To the great house he now went and there was in these days no gateman standing at the gate, twisting the long hairs of his mole, scornful of those who could not enter past him into the House of Hwang. Instead the great gates were locked and Wang Lung pounded against them with both fists and no one came. Men who passed in the streets looked up and cried out at him,
"Aye, you may pound now and pound again. If the Old Lord is awake he may come and if there is a stray dog of a slave about she may open, if she is inclined to it."

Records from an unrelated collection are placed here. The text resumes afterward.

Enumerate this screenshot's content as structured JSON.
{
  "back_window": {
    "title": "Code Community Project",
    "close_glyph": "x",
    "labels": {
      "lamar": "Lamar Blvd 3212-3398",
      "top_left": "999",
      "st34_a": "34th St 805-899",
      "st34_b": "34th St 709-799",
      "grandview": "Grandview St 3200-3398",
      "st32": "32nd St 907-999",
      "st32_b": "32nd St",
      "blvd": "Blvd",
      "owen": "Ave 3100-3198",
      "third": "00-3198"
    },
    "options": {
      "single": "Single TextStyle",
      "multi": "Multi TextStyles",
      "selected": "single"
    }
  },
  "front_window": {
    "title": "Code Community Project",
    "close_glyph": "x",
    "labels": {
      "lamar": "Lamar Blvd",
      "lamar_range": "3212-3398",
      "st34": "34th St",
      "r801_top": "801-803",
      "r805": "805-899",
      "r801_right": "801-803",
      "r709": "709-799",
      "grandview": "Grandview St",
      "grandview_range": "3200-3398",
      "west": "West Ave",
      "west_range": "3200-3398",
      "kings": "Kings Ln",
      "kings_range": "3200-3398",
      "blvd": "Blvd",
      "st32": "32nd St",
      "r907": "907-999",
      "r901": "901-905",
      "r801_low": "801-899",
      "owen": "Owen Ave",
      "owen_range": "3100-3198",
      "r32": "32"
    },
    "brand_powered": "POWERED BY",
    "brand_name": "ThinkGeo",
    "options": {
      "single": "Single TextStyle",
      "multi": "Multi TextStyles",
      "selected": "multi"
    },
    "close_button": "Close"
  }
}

But at last he heard slow footsteps coming across the threshold, slow wandering footsteps that halted and came on by fits, and then he heard the slow drawing of the iron bar that held the gate and the gate creaked and a cracked voice whispered,
"Who is it?"
Then Wang Lung answered, loudly, although he was amazed,
"It is I, Wang Lung!"
Then the voice said peevishly,
"Now who is an accursed Wang Lung?"
And Wang Lung perceived by the quality of the curse that it was the Old Lord himself, because he cursed as one accustomed to servants and slaves. Wang Lung answered, therefore, more humbly than before.
"Sir and lord, I am come on a little business, not to disturb your lordship, but to talk a little business with the agent who serves your honor."
Then the Old Lord answered without opening any wider the crack through which he pursed his lips,
"Now curse him, that dog left me many months ago and he is not here."
Wang Lung did not know what to do after this reply. It was impossible to talk of buying land directly to the Old Lord, without a middleman, and yet the jewels hung in his bosom hot as fire, and he wanted to be rid of them and more than that he wanted the land. With the seed he had he could plant as much land again as he had, and he wanted the good land of the House of Hwang.
"I came about a little money," he said hesitatingly.